Optimizing etcd on Slow Disks in Kubernetes

In Kubernetes, etcd is the central database that stores the entire cluster state.
If etcd runs on slow disks, you might notice performance issues: API requests slow down, pods take longer to schedule, and sometimes the cluster feels “laggy.”

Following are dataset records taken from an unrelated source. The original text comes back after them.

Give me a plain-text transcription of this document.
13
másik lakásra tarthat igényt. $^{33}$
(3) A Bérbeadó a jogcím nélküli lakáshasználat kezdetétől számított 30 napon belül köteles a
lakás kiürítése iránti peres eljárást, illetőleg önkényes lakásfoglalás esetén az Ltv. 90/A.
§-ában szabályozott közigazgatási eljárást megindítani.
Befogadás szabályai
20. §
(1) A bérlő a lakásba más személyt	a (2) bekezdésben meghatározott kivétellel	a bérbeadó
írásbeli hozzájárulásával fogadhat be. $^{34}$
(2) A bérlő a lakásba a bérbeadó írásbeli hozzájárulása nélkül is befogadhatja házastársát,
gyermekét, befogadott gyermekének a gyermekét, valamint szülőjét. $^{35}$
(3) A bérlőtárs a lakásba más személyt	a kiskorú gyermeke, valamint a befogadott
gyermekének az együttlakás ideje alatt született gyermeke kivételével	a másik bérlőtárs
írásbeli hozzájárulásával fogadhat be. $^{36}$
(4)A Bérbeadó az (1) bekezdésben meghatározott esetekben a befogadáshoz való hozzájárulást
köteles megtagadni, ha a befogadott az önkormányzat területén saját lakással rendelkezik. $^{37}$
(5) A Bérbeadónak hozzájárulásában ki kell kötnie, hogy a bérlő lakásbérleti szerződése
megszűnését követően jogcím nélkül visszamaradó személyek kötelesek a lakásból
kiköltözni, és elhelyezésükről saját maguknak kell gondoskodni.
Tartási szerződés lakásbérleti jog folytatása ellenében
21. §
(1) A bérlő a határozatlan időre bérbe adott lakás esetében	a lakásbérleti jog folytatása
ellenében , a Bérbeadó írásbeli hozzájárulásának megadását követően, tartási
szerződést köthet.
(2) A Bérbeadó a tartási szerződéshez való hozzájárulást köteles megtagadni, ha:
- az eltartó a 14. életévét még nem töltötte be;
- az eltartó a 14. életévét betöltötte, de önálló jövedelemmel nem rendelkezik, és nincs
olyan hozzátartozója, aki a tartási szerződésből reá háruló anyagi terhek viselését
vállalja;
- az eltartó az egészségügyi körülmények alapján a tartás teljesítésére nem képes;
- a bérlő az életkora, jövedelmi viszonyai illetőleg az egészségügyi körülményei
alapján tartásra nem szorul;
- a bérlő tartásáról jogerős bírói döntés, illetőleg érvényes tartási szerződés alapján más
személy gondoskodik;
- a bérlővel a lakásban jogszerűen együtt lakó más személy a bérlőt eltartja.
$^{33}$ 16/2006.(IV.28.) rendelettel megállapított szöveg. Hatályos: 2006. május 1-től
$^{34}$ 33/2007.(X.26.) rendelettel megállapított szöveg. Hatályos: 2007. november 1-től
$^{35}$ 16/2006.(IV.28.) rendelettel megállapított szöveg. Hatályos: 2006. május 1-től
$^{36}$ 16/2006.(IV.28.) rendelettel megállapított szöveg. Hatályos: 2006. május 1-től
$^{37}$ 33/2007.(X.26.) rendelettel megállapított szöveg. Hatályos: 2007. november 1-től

Why etcd Struggles on Slow Disks

etcd is very I/O-intensive. Each write goes to disk to guarantee consistency.
On spinning HDDs or cheap cloud disks with poor IOPS, etcd can quickly become a bottleneck.

Typical symptoms:

  • Slow kubectl responses
  • Pods stuck in Pending
  • Increased API server latency
  • High disk usage in /var/lib/etcd

Running Defragmentation

etcd keeps a history of changes (MVCC). Over time, the database grows, even if old keys are deleted.
This is why etcd provides defrag, which compacts the storage.

Example:

ETCDCTL_API=3 etcdctl --endpoints=https://127.0.0.1:2379 \
  --cert=/etc/kubernetes/pki/etcd/server.crt \
  --key=/etc/kubernetes/pki/etcd/server.key \
  --cacert=/etc/kubernetes/pki/etcd/ca.crt \
  defrag

Best Practices for Slow Disks

  • Defragment regularly – prevents DB bloat.
  • Enable quotas – set –quota-backend-bytes to control etcd database size.
  • Move etcd to faster disks if possible (SSD/NVMe).
  • Monitor latency – use metrics (etcd_disk_wal_fsync_duration_seconds).
  • Avoid running etcd with noisy neighbors – dedicate resources.

Conclusion

Running etcd on slow disks is risky, but with proper defragmentation, quotas, and monitoring, you can keep the cluster responsive. If your cluster is critical, always prefer fast SSD storage for etcd.